Shinzo Abes election has, despite our scepticism at the time, lifted confidence. The Nikkei 225 is up around 3% this year following a jump in December after the election and Patrick Moonen, senior equity strategist at ING Investment, thinks it could go a lot further still. He predicts a big rise in Japanese equity prices if Abe pushes forward with his policies, and after the Bank of Japan committed to a 2% inflation target this week, it is clear that his premiership is already bearing fruit.
It is not just politics that should inspire ECM bankers. Aozora Bank raised ¥146.1bn ($1.653bn)last week, and after a ¥663.25bn listing from Japan Airlines late last year, it is clear that the countrys equity market is open for business. Bankers expect a big book of convertible bonds from the country this year, and after ABC-Marts ¥33bn Euroyen deal closed successfully last week, it is hard not to be bullish about the country.
There is a risk, of course, that such confidence is simply an example of an availability bias: putting too much emphasis on recent, and eye-catching, events when looking ahead. Just as those who see a plane smash into the ground on the television news may become irrationally scared of flying, those who see an airline smash records with its IPO may become irrationally bullish about the market.
But there are good reasons to be optimistic. For one thing, market decisions are not freak occurrences. The probability of another plane crash is not, all things being equal, increased by the severity of the previous crash. But an eye-catching deal can prove the strength of demand in a market, making issuers more likely to push ahead with deals and investors hungrier for risk.

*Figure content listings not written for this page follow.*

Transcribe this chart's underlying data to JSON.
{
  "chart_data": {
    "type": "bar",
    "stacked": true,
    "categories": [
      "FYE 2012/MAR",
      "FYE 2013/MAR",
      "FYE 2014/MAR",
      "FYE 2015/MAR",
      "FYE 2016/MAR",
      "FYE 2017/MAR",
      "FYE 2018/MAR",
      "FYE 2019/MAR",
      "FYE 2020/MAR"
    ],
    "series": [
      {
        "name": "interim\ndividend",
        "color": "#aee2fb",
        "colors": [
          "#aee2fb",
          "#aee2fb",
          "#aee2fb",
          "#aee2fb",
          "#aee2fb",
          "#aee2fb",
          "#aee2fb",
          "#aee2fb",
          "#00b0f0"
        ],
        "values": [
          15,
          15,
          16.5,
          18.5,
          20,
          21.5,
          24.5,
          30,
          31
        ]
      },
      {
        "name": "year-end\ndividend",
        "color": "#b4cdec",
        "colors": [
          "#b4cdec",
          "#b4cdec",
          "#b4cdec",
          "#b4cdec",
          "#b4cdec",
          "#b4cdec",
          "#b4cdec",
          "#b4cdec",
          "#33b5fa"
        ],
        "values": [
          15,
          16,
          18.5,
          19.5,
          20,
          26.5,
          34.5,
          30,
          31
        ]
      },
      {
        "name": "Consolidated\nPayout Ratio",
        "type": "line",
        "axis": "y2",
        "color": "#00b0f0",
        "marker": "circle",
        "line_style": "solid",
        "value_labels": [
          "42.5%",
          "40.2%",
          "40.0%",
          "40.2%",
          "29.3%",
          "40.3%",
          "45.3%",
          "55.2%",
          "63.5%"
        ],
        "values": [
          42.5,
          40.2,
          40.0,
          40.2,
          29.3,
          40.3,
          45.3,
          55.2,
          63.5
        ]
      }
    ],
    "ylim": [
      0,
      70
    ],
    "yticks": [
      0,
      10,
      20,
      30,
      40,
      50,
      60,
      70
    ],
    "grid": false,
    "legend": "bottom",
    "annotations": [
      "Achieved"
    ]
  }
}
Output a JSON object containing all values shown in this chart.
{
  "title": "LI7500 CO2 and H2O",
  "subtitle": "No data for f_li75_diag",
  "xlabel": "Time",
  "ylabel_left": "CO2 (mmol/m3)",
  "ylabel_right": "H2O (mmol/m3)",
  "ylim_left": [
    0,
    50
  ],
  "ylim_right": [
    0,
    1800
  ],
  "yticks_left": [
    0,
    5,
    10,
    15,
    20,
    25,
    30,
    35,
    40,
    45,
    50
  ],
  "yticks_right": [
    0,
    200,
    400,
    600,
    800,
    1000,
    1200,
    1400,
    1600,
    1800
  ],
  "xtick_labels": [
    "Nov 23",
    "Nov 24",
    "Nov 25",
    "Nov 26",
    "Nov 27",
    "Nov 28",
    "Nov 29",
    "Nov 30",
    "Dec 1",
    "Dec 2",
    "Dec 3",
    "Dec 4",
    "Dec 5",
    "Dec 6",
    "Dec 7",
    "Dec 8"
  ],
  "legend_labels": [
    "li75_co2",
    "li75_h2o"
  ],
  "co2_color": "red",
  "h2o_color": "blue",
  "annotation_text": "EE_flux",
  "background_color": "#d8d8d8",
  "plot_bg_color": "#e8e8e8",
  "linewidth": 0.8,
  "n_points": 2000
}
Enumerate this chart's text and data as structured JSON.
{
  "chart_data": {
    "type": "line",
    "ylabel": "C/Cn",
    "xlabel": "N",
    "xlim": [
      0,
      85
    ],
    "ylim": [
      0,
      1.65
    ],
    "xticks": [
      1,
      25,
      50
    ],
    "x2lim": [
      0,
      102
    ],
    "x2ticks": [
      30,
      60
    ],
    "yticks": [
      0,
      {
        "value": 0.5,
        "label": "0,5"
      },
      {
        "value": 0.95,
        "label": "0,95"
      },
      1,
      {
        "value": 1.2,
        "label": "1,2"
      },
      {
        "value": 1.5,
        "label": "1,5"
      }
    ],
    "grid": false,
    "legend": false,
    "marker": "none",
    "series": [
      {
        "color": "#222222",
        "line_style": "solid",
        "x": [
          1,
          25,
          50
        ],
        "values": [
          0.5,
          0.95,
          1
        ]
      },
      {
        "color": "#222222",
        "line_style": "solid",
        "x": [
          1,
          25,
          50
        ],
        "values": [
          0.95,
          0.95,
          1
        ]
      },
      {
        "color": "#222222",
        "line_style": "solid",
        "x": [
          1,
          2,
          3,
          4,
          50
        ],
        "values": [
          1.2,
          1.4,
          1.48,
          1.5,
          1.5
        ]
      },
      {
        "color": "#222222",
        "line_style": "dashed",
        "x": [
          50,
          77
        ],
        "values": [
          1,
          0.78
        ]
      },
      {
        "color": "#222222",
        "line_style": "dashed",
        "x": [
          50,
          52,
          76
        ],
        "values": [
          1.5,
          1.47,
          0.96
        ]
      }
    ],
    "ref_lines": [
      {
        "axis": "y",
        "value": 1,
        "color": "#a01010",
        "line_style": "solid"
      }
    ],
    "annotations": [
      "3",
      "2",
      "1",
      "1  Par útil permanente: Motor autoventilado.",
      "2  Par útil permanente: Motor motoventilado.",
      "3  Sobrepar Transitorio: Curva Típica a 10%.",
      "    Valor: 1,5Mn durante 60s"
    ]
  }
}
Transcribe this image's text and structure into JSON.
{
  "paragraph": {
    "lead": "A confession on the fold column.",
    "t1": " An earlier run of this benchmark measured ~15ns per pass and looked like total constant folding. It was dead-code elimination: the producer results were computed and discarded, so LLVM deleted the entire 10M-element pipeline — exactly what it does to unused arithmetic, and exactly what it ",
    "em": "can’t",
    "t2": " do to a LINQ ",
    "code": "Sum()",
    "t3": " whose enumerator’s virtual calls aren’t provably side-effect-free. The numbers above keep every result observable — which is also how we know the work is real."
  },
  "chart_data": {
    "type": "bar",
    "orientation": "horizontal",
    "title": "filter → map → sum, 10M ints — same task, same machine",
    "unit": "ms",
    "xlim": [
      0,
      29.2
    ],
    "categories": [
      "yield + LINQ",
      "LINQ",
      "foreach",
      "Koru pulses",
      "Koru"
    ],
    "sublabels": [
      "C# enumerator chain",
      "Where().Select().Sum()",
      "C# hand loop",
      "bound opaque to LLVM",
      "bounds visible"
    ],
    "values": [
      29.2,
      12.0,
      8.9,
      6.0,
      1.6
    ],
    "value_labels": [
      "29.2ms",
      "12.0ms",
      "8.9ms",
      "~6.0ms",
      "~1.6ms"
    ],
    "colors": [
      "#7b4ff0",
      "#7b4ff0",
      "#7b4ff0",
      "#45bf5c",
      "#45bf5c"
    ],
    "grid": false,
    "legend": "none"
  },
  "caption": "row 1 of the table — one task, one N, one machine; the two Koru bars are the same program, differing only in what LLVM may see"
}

The success of Aozora Banks recent listing, and last years jumbo deal for Japan Airlines, do have a real effect on the market.
Only way is up
There is also a sense that things can only get better. Bankers admit that the Japanese market is unlikely to be too bad for them this year, simply because it was so lacklustre last year. This argument is not borne out by pure volume data, but it is easy to see the motivation behind it.
Japanese companies raised $12.1bn from listings on the Tokyo stock exchange in 2012, according to Dealogic. That was a jump of more than 637% from the year before, an incredible growth.
So why the cynicism?
One reason is that demand for the JAL deal was overwhelmingly retail, which makes some bankers feel it does not really count. Since the airline offered flight vouchers to investors that held their stock for more than a year on option not really available to other issuers the critics might have a point.
The biggest reason, however, is the amount of time Japanese ECM bankers spent watching and waiting last year. Even with the huge growth in volumes, they still only managed to close 12 deals. That appears to have become a psychological barrier for local bankers as they have closed exactly that number of listings in each of the last three years.
Unless bankers can pull off a few more jumbo deals something that not only seems unlikely, but is also a poor thing to rely on they are going to have to pick up the pace.
It is clear that things have not improved much for ECM bankers just because a few big deals have gone successfully. They still need to generate a lot more business from their clients in the country, and hope that aggressive monetary stimulus leads to plenty more companies wanting to list. But things are starting to look better; investors can stop worrying about crashes and get ready for take-off.